Mais le rôle de l’Etat dans l'économie va être remis en cause
par une théorie nouvelle : la physiocratie. Selon les
physiocrates, la richesse d'un Etat ne se mesure pas en fonction de
l'accumulation des métaux précieux, mais de la production
matérielle. Ainsi, ils considèrent qu'au sein de la société, seuls
les agriculteurs créent de la richesse, qui est transformée ensuite
pour être vendue. Il revient donc à ceux qui produisent cette
richesse de se développer ; pour cela, il faut que l'Etat
intervienne le moins possible dans le circuit de production. L'Etat
doit en effet laisser faire les individus car il agissent dans leur
propre intérêt, et donc dans celui du pays.
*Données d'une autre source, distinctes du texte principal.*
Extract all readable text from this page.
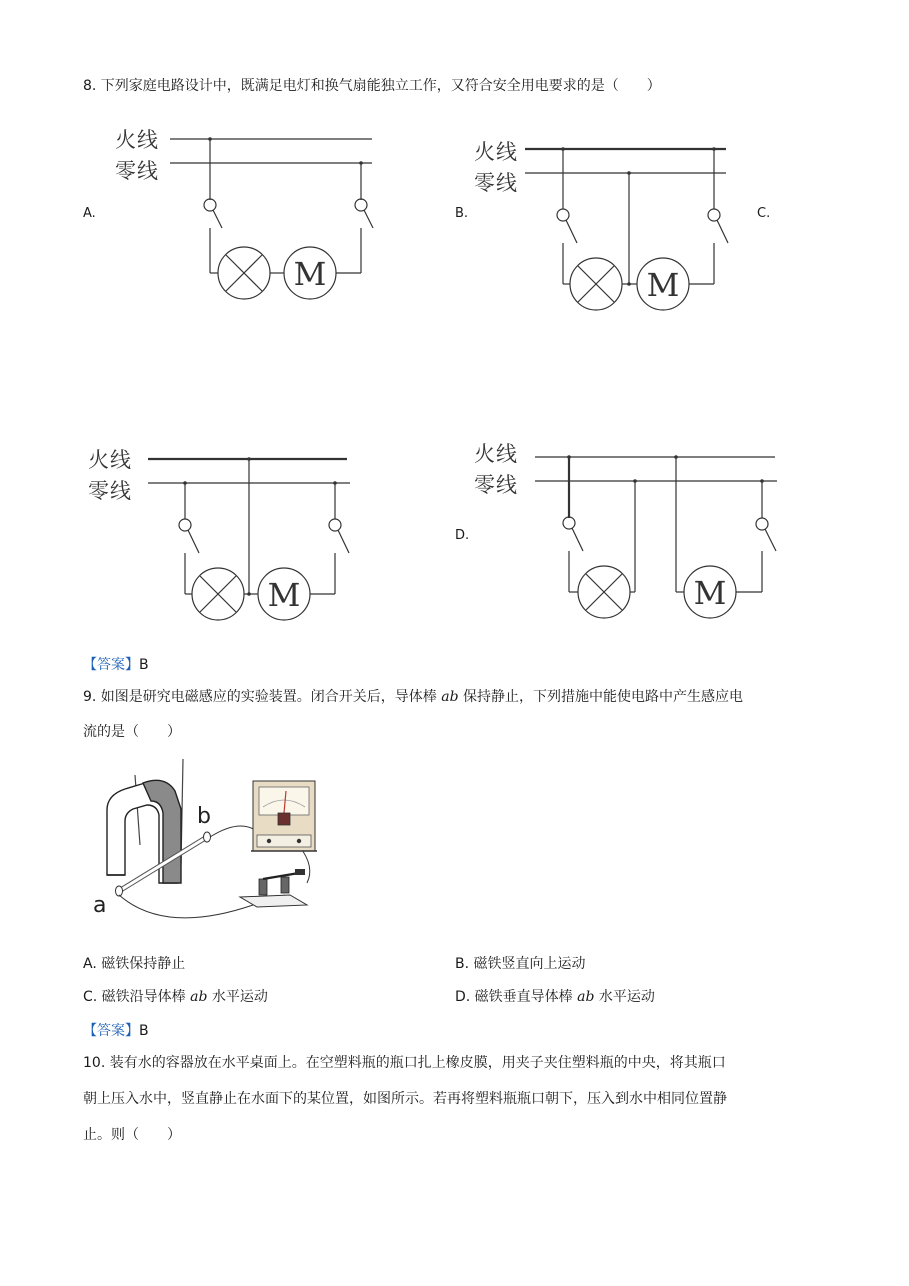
8. 下列家庭电路设计中，既满足电灯和换气扇能独立工作，又符合安全用电要求的是（　　）
A.	B.	C.
D.
火线
零线
M
火线
零线
M
火线
零线
M
火线
零线
M
【答案】B
9. 如图是研究电磁感应的实验装置。闭合开关后，导体棒 ab 保持静止，下列措施中能使电路中产生感应电
流的是（　　）
b
a
A. 磁铁保持静止	B. 磁铁竖直向上运动
C. 磁铁沿导体棒 ab 水平运动	D. 磁铁垂直导体棒 ab 水平运动
【答案】B
10. 装有水的容器放在水平桌面上。在空塑料瓶的瓶口扎上橡皮膜，用夹子夹住塑料瓶的中央，将其瓶口
朝上压入水中，竖直静止在水面下的某位置，如图所示。若再将塑料瓶瓶口朝下，压入到水中相同位置静
止。则（　　）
En France, on tente
d'appliquer cette théorie : la déclaration du contrôleur général
Bertin de 1763 autorise la concurrence libre et entière du commerce
des grains, à laquelle la population est vivement opposée.
L'opposition est si forte que les anciennes pratiques seront
finalement remises en application. Turgot fait pourtant une autre
tentative : il autorise à nouveau la libre circulation des
blés dans le royaume, puis du vin. Mais cet essai s'avère peu
concluant car le peuple refuse cette politique ; il est davantage
préoccupé par les mauvaises récoltes. Ainsi, lorsque le jeune roi,
Louis XVI, arrivera au pouvoir, il reviendra à la politique
précédente après avoir disgracié Turgot.